Princess Hijab is a graffiti artist who’s been painting hijabs and burkas on ads throughout Paris. From the Guardian:
Princess (Hijab)winds through the corridors of Havre-Caumartin sizing up the advertising posters lining the walls. She has agreed to meet as she scours stations for targets for her next “niqab intervention”. In Spandex tights, shorts and a hoodie, with a long black wig totally obscuring her face, one thing is clear; the twentysomething doesn’t wear the niqab that has become her own signature. She won’t say if she’s a Muslim. In fact, it’s more than likely that Princess Hijab isn’t even a woman. There’s a low note in her laughter, a slight broadness to her shoulders. But the androgynous figure in black won’t confirm a gender. “The real identity behind Princess Hijab is of no importance,” says the husky voice behind the wig. “The imagined self has taken the foreground, and anyway it’s an artistic choice.”
“I started doing this when I was 17,” she says (I’ll stick to “she” as the character is female, even if the person behind it is perhaps not).
“I’d been working on veils, making Spandex outfits that enveloped bodies, more classic art than fashion.

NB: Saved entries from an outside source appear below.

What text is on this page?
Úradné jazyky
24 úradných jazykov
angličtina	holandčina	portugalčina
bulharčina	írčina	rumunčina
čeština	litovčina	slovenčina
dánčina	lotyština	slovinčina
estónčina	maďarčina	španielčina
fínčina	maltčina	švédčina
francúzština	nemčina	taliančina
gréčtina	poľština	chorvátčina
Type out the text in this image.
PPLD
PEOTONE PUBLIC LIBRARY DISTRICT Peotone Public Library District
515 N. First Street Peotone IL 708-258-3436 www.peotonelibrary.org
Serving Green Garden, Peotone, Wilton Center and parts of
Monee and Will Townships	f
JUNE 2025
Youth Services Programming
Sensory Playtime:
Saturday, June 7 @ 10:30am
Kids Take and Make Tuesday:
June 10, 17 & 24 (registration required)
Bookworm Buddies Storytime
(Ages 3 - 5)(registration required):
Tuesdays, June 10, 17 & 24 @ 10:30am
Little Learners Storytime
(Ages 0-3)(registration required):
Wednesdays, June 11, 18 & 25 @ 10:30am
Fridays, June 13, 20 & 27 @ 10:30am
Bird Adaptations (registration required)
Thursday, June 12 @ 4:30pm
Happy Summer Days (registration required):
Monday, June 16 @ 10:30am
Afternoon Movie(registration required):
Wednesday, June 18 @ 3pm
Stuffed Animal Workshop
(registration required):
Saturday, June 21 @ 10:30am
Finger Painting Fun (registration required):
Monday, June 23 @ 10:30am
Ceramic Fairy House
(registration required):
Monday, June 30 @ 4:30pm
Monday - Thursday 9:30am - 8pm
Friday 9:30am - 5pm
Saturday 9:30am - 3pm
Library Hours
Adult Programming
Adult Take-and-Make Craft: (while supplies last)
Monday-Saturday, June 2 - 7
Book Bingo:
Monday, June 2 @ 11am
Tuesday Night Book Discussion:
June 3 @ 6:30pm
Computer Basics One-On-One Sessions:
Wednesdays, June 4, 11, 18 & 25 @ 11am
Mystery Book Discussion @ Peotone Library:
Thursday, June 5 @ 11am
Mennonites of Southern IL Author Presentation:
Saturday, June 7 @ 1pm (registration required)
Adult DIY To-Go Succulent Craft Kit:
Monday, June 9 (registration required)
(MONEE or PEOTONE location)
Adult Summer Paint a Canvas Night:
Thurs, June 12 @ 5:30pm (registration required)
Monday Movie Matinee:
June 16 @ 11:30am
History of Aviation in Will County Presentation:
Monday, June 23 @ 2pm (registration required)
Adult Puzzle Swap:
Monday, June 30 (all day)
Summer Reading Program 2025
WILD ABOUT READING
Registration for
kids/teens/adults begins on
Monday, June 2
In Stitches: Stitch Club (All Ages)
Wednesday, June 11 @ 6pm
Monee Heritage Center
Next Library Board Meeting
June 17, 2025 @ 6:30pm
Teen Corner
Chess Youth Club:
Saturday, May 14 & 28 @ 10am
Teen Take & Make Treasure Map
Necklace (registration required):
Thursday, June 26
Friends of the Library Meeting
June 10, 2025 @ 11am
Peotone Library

And I’d been drawing veiled women on skate-boards and other graphic pieces, when I felt I wanted to confront the outside world. I’d read Naomi Klein’s No Logo and it inspired me to risk intervening in public places, targeting advertising.”
The Princess’s first graffiti veil was in 2006, the “niqabisation” of the album poster of France’s most famous female rapper, Diam’s, who by strange coincidence has now converted to Islam herself. “It’s intriguing because she’s now wearing the veil,” the Princess muses. Intially she graffitied men, women and children and then would stand around to gauge the public’s response; now she does hit-and-runs. “I don’t care about people’s reactions. I can see this makes people feel awkward and ill at ease, I can understand that, you’re on your way home after a tough day and suddenly you’re confronted with this.”